La crainte d’un mouvement politique dans les universités

L’opération de communication de la présidence et du rectorat avec l’appui de l’extrême-droite visent ainsi à tuer dans l’œuf une colère étudiante qui pourrait se propager rapidement dans le sillage de l’ENS, Science Po et Paris 1. En fin de semaine, ce sont les principaux concernés qui ont dû prendre la parole à ce sujet.

« Sciences po, ils ont raté le cours démocratie ? Ils ont séché ? Ils faisaient quoi ? Ils sont partis en week-end ? Le cours démocratie, le cours Constitution » a fustigé Marine Le Pen, choisissant d’apparaitre ferme et méprisante à l’égard des jeunes mobilisés.

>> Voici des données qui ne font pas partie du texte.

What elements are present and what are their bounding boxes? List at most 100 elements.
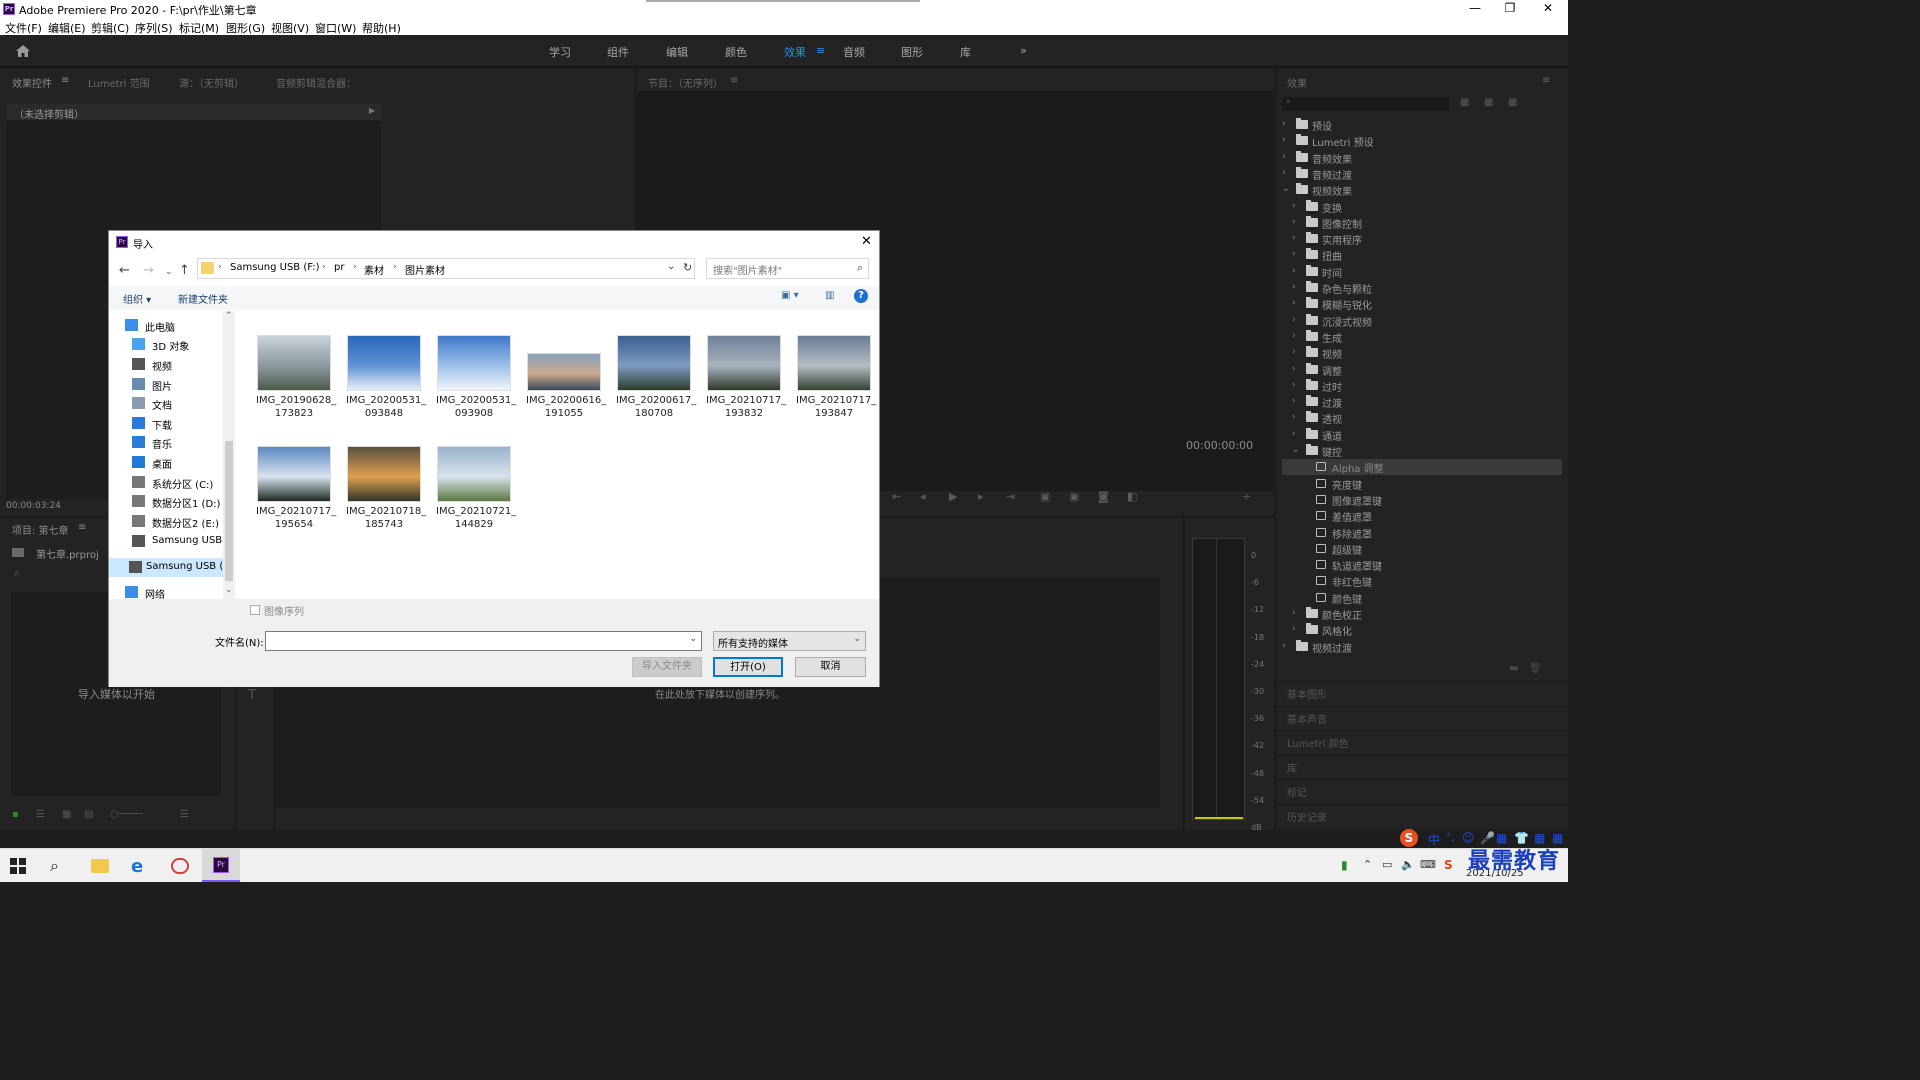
file-thumbnail[interactable]: IMG_20200531_ 093848 [346, 335, 426, 420]
close-window-button[interactable]: ✕ [1530, 0, 1566, 18]
tab-menu-icon[interactable]: ≡ [61, 75, 69, 86]
effect-item[interactable]: 差值遮罩 [1282, 508, 1562, 524]
collapsed-panel-header[interactable]: 基本声音 [1277, 705, 1568, 728]
effect-folder[interactable]: › 音频效果 [1282, 150, 1562, 166]
collapsed-panel-header[interactable]: 历史记录 [1277, 803, 1568, 826]
menu-help[interactable]: 帮助(H) [362, 20, 401, 36]
file-thumbnail[interactable]: IMG_20210717_ 195654 [256, 446, 336, 531]
chevron-right-icon[interactable]: › [1282, 152, 1286, 162]
effect-item[interactable]: 亮度键 [1282, 476, 1562, 492]
windows-start-icon[interactable] [10, 858, 26, 874]
workspace-tab-color[interactable]: 颜色 [725, 44, 747, 60]
file-explorer-icon[interactable] [91, 859, 109, 873]
tray-app-icon[interactable]: ▮ [1341, 858, 1348, 872]
nav-item[interactable]: 3D 对象 [132, 335, 232, 354]
chevron-right-icon[interactable]: › [1292, 380, 1296, 390]
home-icon[interactable] [15, 43, 31, 59]
chevron-right-icon[interactable]: › [1292, 429, 1296, 439]
network-tray-icon[interactable]: ▭ [1382, 858, 1392, 871]
sort-icon[interactable]: ☰ [180, 809, 189, 820]
icon-view-icon[interactable]: ▦ [62, 809, 71, 820]
ime-tray-icon[interactable]: ⌨ [1420, 858, 1436, 871]
chevron-right-icon[interactable]: › [1292, 396, 1296, 406]
minimize-button[interactable]: — [1457, 0, 1493, 18]
menu-edit[interactable]: 编辑(E) [48, 20, 86, 36]
effect-folder[interactable]: › 视频 [1282, 345, 1562, 361]
menu-clip[interactable]: 剪辑(C) [91, 20, 129, 36]
lock-icon[interactable]: ▪ [12, 809, 19, 820]
effect-folder[interactable]: › 过渡 [1282, 394, 1562, 410]
tab-lumetri-scopes[interactable]: Lumetri 范围 [88, 75, 150, 90]
search-icon[interactable]: ⌕ [857, 261, 863, 275]
effect-folder[interactable]: › 实用程序 [1282, 231, 1562, 247]
chevron-right-icon[interactable]: › [1292, 298, 1296, 308]
file-thumbnail[interactable]: IMG_20210717_ 193832 [706, 335, 786, 420]
filename-input[interactable]: ⌄ [265, 631, 702, 651]
project-search-icon[interactable]: ⌕ [14, 568, 20, 579]
effect-item[interactable]: 轨道遮罩键 [1282, 557, 1562, 573]
chevron-right-icon[interactable]: › [1292, 364, 1296, 374]
search-input[interactable]: 搜索"图片素材" ⌕ [706, 258, 869, 279]
chevron-right-icon[interactable]: › [1292, 412, 1296, 422]
step-back-icon[interactable]: ◂ [920, 490, 926, 503]
effects-panel-menu-icon[interactable]: ≡ [1542, 75, 1550, 86]
effect-folder[interactable]: › 模糊与锐化 [1282, 296, 1562, 312]
effect-folder[interactable]: › 音频过渡 [1282, 166, 1562, 182]
nav-item[interactable]: 系统分区 (C:) [132, 473, 232, 492]
effect-item[interactable]: Alpha 调整 [1282, 459, 1562, 476]
chevron-right-icon[interactable]: › [1292, 347, 1296, 357]
delete-icon[interactable]: 🗑 [1529, 663, 1542, 674]
effect-folder[interactable]: ⌄ 视频效果 [1282, 182, 1562, 198]
file-thumbnail[interactable]: IMG_20200531_ 093908 [436, 335, 516, 420]
file-thumbnail[interactable]: IMG_20200617_ 180708 [616, 335, 696, 420]
up-icon[interactable]: ↑ [179, 263, 190, 278]
extract-icon[interactable]: ▣ [1069, 490, 1079, 503]
back-icon[interactable]: ← [119, 263, 130, 278]
effect-item[interactable]: 图像遮罩键 [1282, 492, 1562, 508]
menu-graphics[interactable]: 图形(G) [226, 20, 265, 36]
chevron-right-icon[interactable]: › [1292, 249, 1296, 259]
file-thumbnail[interactable]: IMG_20210717_ 193847 [796, 335, 876, 420]
view-options-icon[interactable]: ▣ ▾ [781, 290, 799, 301]
breadcrumb-drive[interactable]: Samsung USB (F:) [230, 262, 319, 273]
expand-arrow-icon[interactable]: ▶ [369, 106, 375, 115]
chevron-right-icon[interactable]: › [1282, 168, 1286, 178]
effect-folder[interactable]: › 预设 [1282, 117, 1562, 133]
effect-item[interactable]: 超级键 [1282, 541, 1562, 557]
step-forward-icon[interactable]: ▸ [978, 490, 984, 503]
go-to-in-icon[interactable]: ⇤ [892, 490, 901, 503]
workspace-menu-icon[interactable]: ≡ [816, 44, 825, 57]
type-tool-icon[interactable]: T [248, 688, 256, 703]
collapsed-panel-header[interactable]: 标记 [1277, 779, 1568, 801]
effect-item[interactable]: 颜色键 [1282, 590, 1562, 606]
recent-locations-icon[interactable]: ⌄ [165, 267, 173, 277]
cancel-button[interactable]: 取消 [795, 657, 866, 677]
effect-item[interactable]: 移除遮罩 [1282, 525, 1562, 541]
nav-item[interactable]: 文档 [132, 394, 232, 413]
effect-folder[interactable]: › 通道 [1282, 427, 1562, 443]
chevron-down-icon[interactable]: ⌄ [1292, 445, 1300, 455]
effect-folder[interactable]: › 生成 [1282, 329, 1562, 345]
maximize-button[interactable]: ❐ [1492, 0, 1528, 18]
nav-item[interactable]: 下载 [132, 414, 232, 433]
file-thumbnail[interactable]: IMG_20190628_ 173823 [256, 335, 336, 420]
tab-project[interactable]: 项目: 第七章 [12, 522, 69, 537]
chevron-right-icon[interactable]: › [1282, 119, 1286, 129]
project-tab-menu-icon[interactable]: ≡ [78, 522, 86, 533]
breadcrumb-sucai[interactable]: 素材 [364, 262, 384, 277]
lift-icon[interactable]: ▣ [1040, 490, 1050, 503]
ime-chinese-mode[interactable]: 中 [1428, 831, 1440, 848]
workspace-tab-graphics[interactable]: 图形 [901, 44, 923, 60]
open-button[interactable]: 打开(O) [713, 657, 783, 677]
menu-sequence[interactable]: 序列(S) [135, 20, 173, 36]
nav-item[interactable]: 数据分区2 (E:) [132, 512, 232, 531]
effect-folder[interactable]: › 扭曲 [1282, 247, 1562, 263]
chevron-right-icon[interactable]: › [1292, 624, 1296, 634]
organize-button[interactable]: 组织 ▾ [123, 291, 151, 306]
workspace-tab-learn[interactable]: 学习 [549, 44, 571, 60]
sogou-ime-icon[interactable]: S [1400, 829, 1418, 847]
tab-source[interactable]: 源：（无剪辑） [179, 75, 244, 90]
nav-item[interactable]: Samsung USB (F [109, 558, 229, 577]
edge-browser-icon[interactable]: e [131, 856, 151, 877]
file-thumbnail[interactable]: IMG_20210721_ 144829 [436, 446, 516, 531]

De son côté, Emmanuel Macron a expliqué sur France Info que « si on se met à contester toutes les règles, ça devient l’anarchie » et sommé aux étudiants de « choisir le projet dont [ils sont] les plus proches ». Une façon d’appeler au moindre mal en sa propre faveur, et de tenter d’incarner le barrage contre l’extrême-droite qu’il a sciemment construit pendant son mandat, en jouant au pompier pyromane.

A quelques jours du second tour, l’émergence d’une troisième voie qui dépasse la simple consigne de vote en faveur de l’un ou l’autre finaliste a de quoi inquiéter. En particulier, si Macron tente d’incarner le bloc progressiste face au danger de l’extrême-droite, c’est par la répression qu’il répond aux étudiants mobilisés. Jeudi, de nombreux manifestants ont ainsi été matraqués, gazés, voire interpellés aux abords de La Sorbonne. Une politique de l’intimidation qui complète donc celle des lock-out administratifs.

Face à cette contre-offensive de la part du gouvernement, de l’administration et de l’extrême-droite, il y a urgence à témoigner d’un soutien inconditionnel à la mobilisation étudiante, au-delà des débats légitimes au sein du mouvement sur la stratégie à adopter pour aller au bout des aspirations exprimées. Ce qui se joue est en effet l’avenir du mouvement étudiant pour le prochain quinquennat, qui sera explosif peu importe l’issue du vote du second tour. La radicalité qui s’exprime est inédite dans le cadre d’une période de l’entre-deux-tours, et il est nécessaire de la défendre face à la répression d’Etat et aux stratégies de division pour être ensuite en mesure de construire une véritable riposte du monde du travail, des jeunes et des quartiers pour les cinq prochaines années à venir.